Here, triangle wins with a small margin of about 10 votes, which means that they win the election. Now lets imagine this scenario with many candidates on the right.
Here, even though the right may be more popular, the left side won the election. This is because the right has many different candidates with diverse views, while the left only has one candidate. The same idea applies to real life, where a diversity of ideas, hurts political candidates. Each party, democratic and republican, try to take a stance on every single topic to influence a majority of voters, while trying to keep it as polarizing as possible to make sure they don't step on each others toes. This also is another reason why we only have 2 parties, because every other political part slowly merged into two opposing parties, themselves, against the enemies. Not only does this mean our political system is twisted in a way which makes it so we have two polarizing views, but since they are so different, they start to divide the country. Each election since the first has slowly pushed the boundaries, becoming more and more "left" vs "right", so much so that people's identities are no longer able to change with the president. That means that when a new president is elected, its so different from ones own views, that it starts to become an affront to their identity, and therefore themselves.


So, how can we dig ourselves out of this hole? One major idea is to disassociate yourself from your opinions, and realize when opinions are opinions. Instead of calling ourselves liberals, or some other identity, and then homogenizing ourselves try and formulate your own unique opinion on every topic. Left and right are very broad generalizations where realistically, you most likely won't agree with every single party on every single topic. What I usually do, is approach each question with an open mind, and try and hide any biases I may have from other issues. For example regarding abolishing the police, instead of saying I'm a leftist so lets abolish the police, I would look at the pros and cons of the topic, and slowly formulate an opinion.Another thing you can do is as I said before, think of your opinions as not you. Imagine your opinions as a bucket of rocks you carry around, and if you find a better, shinier rock, you can place it in the bucket and throw out the old one. This ideology helps you get closer to the "truth" or "best solution", whatever it may be, because you don't associate yourself with any of your opinions, and can assess each one fairly.The one major change that would be a great help to stop polarization would be changing the way elections are decided (not the Electoral College, though I think its outdated, it doesn't really contribute much to polarization).
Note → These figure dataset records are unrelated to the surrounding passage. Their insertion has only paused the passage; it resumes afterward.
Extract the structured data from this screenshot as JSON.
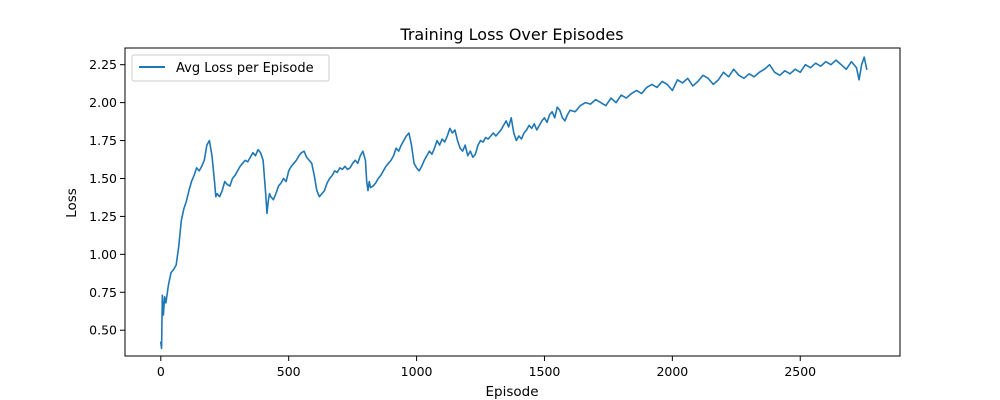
{
  "chart_data": {
    "type": "line",
    "title": "Training Loss Over Episodes",
    "xlabel": "Episode",
    "ylabel": "Loss",
    "xlim": [
      -140,
      2890
    ],
    "ylim": [
      0.33,
      2.36
    ],
    "xticks": [
      0,
      500,
      1000,
      1500,
      2000,
      2500
    ],
    "xtick_labels": [
      "0",
      "500",
      "1000",
      "1500",
      "2000",
      "2500"
    ],
    "yticks": [
      0.5,
      0.75,
      1.0,
      1.25,
      1.5,
      1.75,
      2.0,
      2.25
    ],
    "ytick_labels": [
      "0.50",
      "0.75",
      "1.00",
      "1.25",
      "1.50",
      "1.75",
      "2.00",
      "2.25"
    ],
    "grid": false,
    "legend": {
      "placement": "top-left",
      "entries": [
        "Avg Loss per Episode"
      ]
    },
    "series": [
      {
        "name": "Avg Loss per Episode",
        "color": "#1f77b4",
        "x": [
          0,
          3,
          6,
          10,
          15,
          20,
          30,
          40,
          50,
          60,
          70,
          80,
          90,
          100,
          110,
          120,
          130,
          140,
          150,
          160,
          170,
          180,
          190,
          200,
          210,
          215,
          220,
          230,
          240,
          250,
          260,
          270,
          280,
          290,
          300,
          310,
          320,
          330,
          340,
          350,
          360,
          370,
          380,
          390,
          400,
          410,
          415,
          420,
          425,
          430,
          440,
          450,
          460,
          470,
          480,
          490,
          500,
          510,
          520,
          530,
          540,
          550,
          560,
          570,
          580,
          590,
          600,
          610,
          620,
          630,
          640,
          650,
          660,
          670,
          680,
          690,
          700,
          710,
          720,
          730,
          740,
          750,
          760,
          770,
          780,
          790,
          800,
          805,
          810,
          815,
          820,
          830,
          840,
          850,
          860,
          870,
          880,
          890,
          900,
          910,
          920,
          930,
          940,
          950,
          960,
          970,
          980,
          990,
          1000,
          1010,
          1020,
          1030,
          1040,
          1050,
          1060,
          1070,
          1080,
          1090,
          1100,
          1110,
          1120,
          1130,
          1140,
          1150,
          1160,
          1170,
          1180,
          1190,
          1200,
          1210,
          1220,
          1230,
          1240,
          1250,
          1260,
          1270,
          1280,
          1290,
          1300,
          1310,
          1320,
          1330,
          1340,
          1350,
          1360,
          1370,
          1380,
          1390,
          1400,
          1410,
          1420,
          1430,
          1440,
          1450,
          1460,
          1470,
          1480,
          1490,
          1500,
          1510,
          1520,
          1530,
          1540,
          1550,
          1560,
          1570,
          1580,
          1590,
          1600,
          1620,
          1640,
          1660,
          1680,
          1700,
          1720,
          1740,
          1760,
          1780,
          1800,
          1820,
          1840,
          1860,
          1880,
          1900,
          1920,
          1940,
          1960,
          1980,
          2000,
          2020,
          2040,
          2060,
          2080,
          2100,
          2120,
          2140,
          2160,
          2180,
          2200,
          2220,
          2240,
          2260,
          2280,
          2300,
          2320,
          2340,
          2360,
          2380,
          2400,
          2420,
          2440,
          2460,
          2480,
          2500,
          2520,
          2540,
          2560,
          2580,
          2600,
          2620,
          2640,
          2660,
          2680,
          2700,
          2720,
          2730,
          2740,
          2750,
          2760
        ],
        "y": [
          0.42,
          0.38,
          0.73,
          0.6,
          0.72,
          0.68,
          0.8,
          0.88,
          0.9,
          0.93,
          1.05,
          1.22,
          1.3,
          1.35,
          1.42,
          1.48,
          1.52,
          1.57,
          1.55,
          1.58,
          1.62,
          1.72,
          1.75,
          1.65,
          1.48,
          1.38,
          1.4,
          1.38,
          1.42,
          1.48,
          1.46,
          1.45,
          1.5,
          1.52,
          1.55,
          1.58,
          1.6,
          1.62,
          1.61,
          1.64,
          1.67,
          1.65,
          1.69,
          1.67,
          1.62,
          1.4,
          1.27,
          1.35,
          1.4,
          1.38,
          1.36,
          1.4,
          1.45,
          1.47,
          1.5,
          1.48,
          1.55,
          1.58,
          1.6,
          1.62,
          1.65,
          1.67,
          1.68,
          1.64,
          1.62,
          1.6,
          1.52,
          1.42,
          1.38,
          1.4,
          1.42,
          1.47,
          1.5,
          1.52,
          1.55,
          1.54,
          1.57,
          1.56,
          1.58,
          1.56,
          1.57,
          1.6,
          1.62,
          1.6,
          1.65,
          1.68,
          1.62,
          1.48,
          1.42,
          1.48,
          1.44,
          1.45,
          1.47,
          1.5,
          1.52,
          1.55,
          1.58,
          1.6,
          1.62,
          1.65,
          1.7,
          1.68,
          1.72,
          1.75,
          1.78,
          1.8,
          1.72,
          1.6,
          1.57,
          1.55,
          1.58,
          1.62,
          1.65,
          1.68,
          1.66,
          1.7,
          1.75,
          1.72,
          1.76,
          1.74,
          1.78,
          1.83,
          1.8,
          1.82,
          1.75,
          1.7,
          1.68,
          1.72,
          1.65,
          1.68,
          1.64,
          1.66,
          1.72,
          1.75,
          1.74,
          1.77,
          1.76,
          1.78,
          1.8,
          1.78,
          1.8,
          1.82,
          1.85,
          1.88,
          1.84,
          1.9,
          1.8,
          1.75,
          1.78,
          1.76,
          1.8,
          1.82,
          1.85,
          1.83,
          1.86,
          1.82,
          1.85,
          1.88,
          1.9,
          1.87,
          1.92,
          1.94,
          1.9,
          1.97,
          1.95,
          1.9,
          1.88,
          1.92,
          1.95,
          1.94,
          1.98,
          2.0,
          1.99,
          2.02,
          2.0,
          1.98,
          2.03,
          2.0,
          2.05,
          2.03,
          2.06,
          2.08,
          2.06,
          2.1,
          2.12,
          2.1,
          2.14,
          2.12,
          2.08,
          2.15,
          2.13,
          2.16,
          2.11,
          2.14,
          2.18,
          2.16,
          2.12,
          2.15,
          2.2,
          2.17,
          2.22,
          2.18,
          2.16,
          2.19,
          2.17,
          2.2,
          2.22,
          2.25,
          2.2,
          2.18,
          2.21,
          2.19,
          2.22,
          2.2,
          2.25,
          2.23,
          2.26,
          2.24,
          2.27,
          2.25,
          2.28,
          2.25,
          2.22,
          2.27,
          2.23,
          2.15,
          2.25,
          2.3,
          2.22
        ]
      }
    ]
  }
}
Again, Nick Casey explains this in much more detail, so I encourage you to take a look at their website, where they compare and contrast alternative systems, but in my opinion, score voting could be a good alternative (Take a look at their website, which explains why!)

The End

Overall I think this was mostly a brain dump of what I've been thinking about for a long time, and something that has come in to light due to current events. I honestly believe that if this problem can get solved, and we can realize our own biases, the world can become a better place with many diverse views. I hope that this can help you in some way or another, be it in you actually incorporate it into your life, or if I've offered up an interesting opinion to think about.